Saat mencapai ujung lorong, sebuah gua besar terbuka, dan Naeng Ok-hwan mengumumkan kehadirannya saat masuk.
“Aku di sini.”
Di dalam, pemilik gua berdiri dengan cemberut.
“Apa? Ada apa?”
“Sudah kukatakan untuk mengenakan pakaian steril.”
Naeng Ok-hwan melirik mayat-mayat yang tergantung di sekitar dan berkata,
“Sial, kau pikir aku akan terkontaminasi oleh benda-benda itu?”
“Bukan kau yang kukhawatirkan—aku khawatir kebodohanmu mungkin menginfeksi mayat-mayat.”
“Dasar bajingan.”
Melihat Naeng Ok-hwan condong ke depan seolah akan menyerang, pemilik gua meletakkan pisau dan pinset yang dipegangnya.
“Kau gagal misimu dan sekarang kau ke sini berkeliaran—kenapa?”
Mendengar itu, sesuatu tampak terklik, dan sikap Naeng Ok-hwan berubah sepenuhnya.
“……Oh! Benar, benar. Aku melihat orang itu.”
“Orang itu?”
“Yang menghancurkan Boneka Mayat Besi buatanmu.”
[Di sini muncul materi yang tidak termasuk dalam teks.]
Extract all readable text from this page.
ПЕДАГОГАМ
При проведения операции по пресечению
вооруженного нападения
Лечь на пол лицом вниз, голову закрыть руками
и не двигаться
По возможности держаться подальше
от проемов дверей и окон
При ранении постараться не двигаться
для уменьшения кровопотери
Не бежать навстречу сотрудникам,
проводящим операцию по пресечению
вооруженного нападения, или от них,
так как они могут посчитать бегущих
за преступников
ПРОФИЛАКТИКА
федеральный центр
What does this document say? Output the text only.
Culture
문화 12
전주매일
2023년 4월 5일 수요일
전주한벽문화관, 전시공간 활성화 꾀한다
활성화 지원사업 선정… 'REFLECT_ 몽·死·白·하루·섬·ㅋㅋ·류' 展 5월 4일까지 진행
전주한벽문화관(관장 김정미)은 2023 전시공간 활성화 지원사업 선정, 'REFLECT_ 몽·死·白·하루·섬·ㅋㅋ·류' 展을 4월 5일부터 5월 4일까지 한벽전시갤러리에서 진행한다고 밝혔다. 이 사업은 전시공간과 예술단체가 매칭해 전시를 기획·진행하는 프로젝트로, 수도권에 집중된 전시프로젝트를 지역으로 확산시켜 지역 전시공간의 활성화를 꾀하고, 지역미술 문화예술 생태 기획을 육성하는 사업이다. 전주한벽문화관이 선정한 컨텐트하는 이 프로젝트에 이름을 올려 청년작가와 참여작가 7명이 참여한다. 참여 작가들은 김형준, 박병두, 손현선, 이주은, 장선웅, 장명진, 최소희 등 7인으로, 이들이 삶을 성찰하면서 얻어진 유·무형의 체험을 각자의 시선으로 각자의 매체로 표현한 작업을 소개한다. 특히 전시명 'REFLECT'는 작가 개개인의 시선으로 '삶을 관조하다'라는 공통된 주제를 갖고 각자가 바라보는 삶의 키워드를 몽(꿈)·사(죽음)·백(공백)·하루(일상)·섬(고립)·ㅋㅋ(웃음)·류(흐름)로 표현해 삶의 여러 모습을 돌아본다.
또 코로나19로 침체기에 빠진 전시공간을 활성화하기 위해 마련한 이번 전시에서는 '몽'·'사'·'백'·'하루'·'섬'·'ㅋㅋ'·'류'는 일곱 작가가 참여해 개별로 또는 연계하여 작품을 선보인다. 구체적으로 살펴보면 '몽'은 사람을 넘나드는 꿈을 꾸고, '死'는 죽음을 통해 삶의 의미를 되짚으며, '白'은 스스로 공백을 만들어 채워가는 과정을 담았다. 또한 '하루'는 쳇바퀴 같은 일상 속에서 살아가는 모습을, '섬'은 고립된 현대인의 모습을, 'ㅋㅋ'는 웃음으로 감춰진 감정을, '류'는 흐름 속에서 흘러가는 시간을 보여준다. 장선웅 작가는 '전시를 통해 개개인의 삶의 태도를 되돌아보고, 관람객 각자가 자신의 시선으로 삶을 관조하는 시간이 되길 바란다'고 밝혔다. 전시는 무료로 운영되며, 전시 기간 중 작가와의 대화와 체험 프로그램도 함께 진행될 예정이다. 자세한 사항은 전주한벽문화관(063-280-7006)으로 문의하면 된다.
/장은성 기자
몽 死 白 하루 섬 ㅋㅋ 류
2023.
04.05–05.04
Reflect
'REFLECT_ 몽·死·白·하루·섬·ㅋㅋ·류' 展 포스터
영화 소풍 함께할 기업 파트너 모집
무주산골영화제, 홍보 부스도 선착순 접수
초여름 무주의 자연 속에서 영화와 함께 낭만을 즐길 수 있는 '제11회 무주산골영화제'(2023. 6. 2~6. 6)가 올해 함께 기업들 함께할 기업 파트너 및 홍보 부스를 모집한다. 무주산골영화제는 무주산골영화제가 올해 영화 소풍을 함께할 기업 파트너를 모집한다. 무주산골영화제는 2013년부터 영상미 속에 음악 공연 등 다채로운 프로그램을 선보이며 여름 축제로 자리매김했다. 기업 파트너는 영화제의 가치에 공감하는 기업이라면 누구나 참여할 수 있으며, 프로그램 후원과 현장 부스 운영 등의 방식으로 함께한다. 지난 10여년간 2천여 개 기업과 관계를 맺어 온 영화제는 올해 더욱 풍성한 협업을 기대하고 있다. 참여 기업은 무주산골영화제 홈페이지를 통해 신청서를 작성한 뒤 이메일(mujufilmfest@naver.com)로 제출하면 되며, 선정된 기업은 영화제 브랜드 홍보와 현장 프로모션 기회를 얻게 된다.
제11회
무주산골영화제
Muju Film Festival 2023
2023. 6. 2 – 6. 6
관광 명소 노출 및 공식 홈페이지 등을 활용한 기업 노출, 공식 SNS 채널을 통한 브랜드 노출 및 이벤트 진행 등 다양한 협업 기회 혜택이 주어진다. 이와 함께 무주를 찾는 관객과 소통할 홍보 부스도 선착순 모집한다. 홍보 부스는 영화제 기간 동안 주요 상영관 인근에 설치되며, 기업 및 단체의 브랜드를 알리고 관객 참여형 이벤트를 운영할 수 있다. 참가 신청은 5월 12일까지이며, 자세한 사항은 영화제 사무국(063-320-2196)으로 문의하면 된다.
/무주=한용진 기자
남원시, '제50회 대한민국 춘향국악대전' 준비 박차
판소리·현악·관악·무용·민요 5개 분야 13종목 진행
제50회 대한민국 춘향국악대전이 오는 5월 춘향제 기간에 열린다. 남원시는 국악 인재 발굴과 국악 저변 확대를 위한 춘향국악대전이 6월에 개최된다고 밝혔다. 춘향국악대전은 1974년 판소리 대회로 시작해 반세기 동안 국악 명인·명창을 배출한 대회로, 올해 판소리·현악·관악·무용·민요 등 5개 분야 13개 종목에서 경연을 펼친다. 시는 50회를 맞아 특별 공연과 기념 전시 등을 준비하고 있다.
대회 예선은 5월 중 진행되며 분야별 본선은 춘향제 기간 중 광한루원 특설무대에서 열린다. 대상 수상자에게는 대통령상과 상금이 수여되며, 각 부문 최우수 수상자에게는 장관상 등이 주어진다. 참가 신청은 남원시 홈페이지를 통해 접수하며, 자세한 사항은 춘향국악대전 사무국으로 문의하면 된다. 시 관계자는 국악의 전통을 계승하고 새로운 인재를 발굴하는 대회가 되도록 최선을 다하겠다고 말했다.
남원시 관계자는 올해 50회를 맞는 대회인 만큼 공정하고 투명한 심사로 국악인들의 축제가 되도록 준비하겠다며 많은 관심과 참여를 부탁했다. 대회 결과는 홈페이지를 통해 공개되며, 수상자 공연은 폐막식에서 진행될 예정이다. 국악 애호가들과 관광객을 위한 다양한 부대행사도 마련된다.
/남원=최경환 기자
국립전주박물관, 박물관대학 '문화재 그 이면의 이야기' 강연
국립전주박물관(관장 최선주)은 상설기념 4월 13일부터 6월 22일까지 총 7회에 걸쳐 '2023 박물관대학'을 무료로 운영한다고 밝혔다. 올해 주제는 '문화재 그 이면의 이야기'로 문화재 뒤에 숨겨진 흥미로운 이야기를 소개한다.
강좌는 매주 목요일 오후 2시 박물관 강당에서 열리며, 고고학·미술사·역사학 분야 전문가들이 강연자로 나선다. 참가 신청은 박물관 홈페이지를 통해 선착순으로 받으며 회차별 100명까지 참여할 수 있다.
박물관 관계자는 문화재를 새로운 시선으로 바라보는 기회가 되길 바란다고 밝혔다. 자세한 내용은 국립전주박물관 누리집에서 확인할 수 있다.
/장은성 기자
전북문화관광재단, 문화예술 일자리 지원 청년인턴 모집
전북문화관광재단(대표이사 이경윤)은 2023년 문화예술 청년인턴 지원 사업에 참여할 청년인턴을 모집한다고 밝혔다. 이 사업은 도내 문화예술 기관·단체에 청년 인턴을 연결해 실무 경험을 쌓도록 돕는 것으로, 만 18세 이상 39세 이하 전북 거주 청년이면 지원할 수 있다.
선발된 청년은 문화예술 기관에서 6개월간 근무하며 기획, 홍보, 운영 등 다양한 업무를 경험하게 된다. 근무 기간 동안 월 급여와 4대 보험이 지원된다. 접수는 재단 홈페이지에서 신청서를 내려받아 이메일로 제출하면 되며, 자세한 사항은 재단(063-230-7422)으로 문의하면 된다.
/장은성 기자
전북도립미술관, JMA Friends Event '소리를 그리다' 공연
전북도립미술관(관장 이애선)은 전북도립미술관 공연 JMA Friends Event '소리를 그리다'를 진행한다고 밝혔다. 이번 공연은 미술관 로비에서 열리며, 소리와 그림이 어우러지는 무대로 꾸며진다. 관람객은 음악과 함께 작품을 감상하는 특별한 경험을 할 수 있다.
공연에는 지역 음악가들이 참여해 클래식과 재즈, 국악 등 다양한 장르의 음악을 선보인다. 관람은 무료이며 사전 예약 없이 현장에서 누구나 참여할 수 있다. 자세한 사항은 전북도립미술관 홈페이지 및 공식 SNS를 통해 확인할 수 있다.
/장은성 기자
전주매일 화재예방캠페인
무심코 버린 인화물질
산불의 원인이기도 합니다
Ekspresi pria itu langsung berubah.
“Ya, ya, bagaimanapun itu keluar dari guamu, kan?”
“Dasar sapi sialan……”
Naeng Ok-hwan melengkungkan bibirnya menjadi senyuman.
Datang sejauh ini ke lubang kotor ini ternyata sepadan hanya untuk ini.
Sungguh, mendapatkan reaksi darinya hanya dengan menyentuh sedikit harga dirinya terlalu menyenangkan.
Naeng Ok-hwan menjatuhkan diri ke kursi dan melemparkan kata-kata.
“Bagaimanapun, dia menarik.”
“Menarik?”
“Ya, agak mirip denganmu, Jang O-geuk.”
Pria bernama Jang O-geuk menunjukkan taringnya, lalu memiringkan kepalanya.
“Apa maksudmu?”
“……Naeng Ok-hwan. Apakah kau benar-benar ingin mati?”
“Oh, lupakan. Bagaimanapun, kurasa aku mengerti sedikit mengapa Si Iblis Kecil tertarik.”
Mendengar kata-kata Naeng Ok-hwan, Jang O-geuk berpikir sejenak.
Lalu dia menyuarakan pertanyaannya.
“Apakah dia menggunakan Seni Penyerapan Bintang Agung, kebetulan?”
“Seni Penyerapan Bintang Agung?”
“Qi Iblis Ekstrem Langit-Bumi Je Geum-hak telah benar-benar kacau. Itu sebabnya perawatannya lambat.”
“Oh ho…… Benarkah?”
“Apa kau menemukan sesuatu?”
Melihat tatapan penuh harap Jang O-geuk, Naeng Ok-hwan mengangkat bahu.
“Siapa yang tahu. Aku tidak bertarung dengannya.”
“……Sampah yang benar-benar tidak berguna.”
“Kehehe, apa kau benar-benar berpikir aku akan membawakanmu sesuatu yang membantu?”
“Jika kau sudah selesai, keluar. Aku sibuk.”
Saat Jang O-geuk membalikkan badan, suara Naeng Ok-hwan terdengar dari belakang—serius sekarang.
“Guru berkata untuk menyampaikan bahwa sudah waktunya memulai ‘tahap keempat.'”
Mendengar kata-kata Naeng Ok-hwan, mata Jang O-geuk menjadi tenang dan diam.
“Sudah sampai di situ.”
“Ya. Anak-anak bajingan Sekte Iblis Darah ternyata bahkan lebih gagal dari yang diharapkan.”
“‘Hari Langit Terbuka’ juga tidak jauh lagi.”
“Ketika hari itu tiba……”
Naeng Ok-hwan, yang hampir melanjutkan, menelan sisanya.
Ceroboh seperti dia, bahkan dia tahu lebih baik daripada berbicara sembarangan tentang itu.
“Ya, ketika hari itu tiba……”
Jang O-geuk juga menahan lidahnya dan bertukar pandangan penuh makna dengan Naeng Ok-hwan.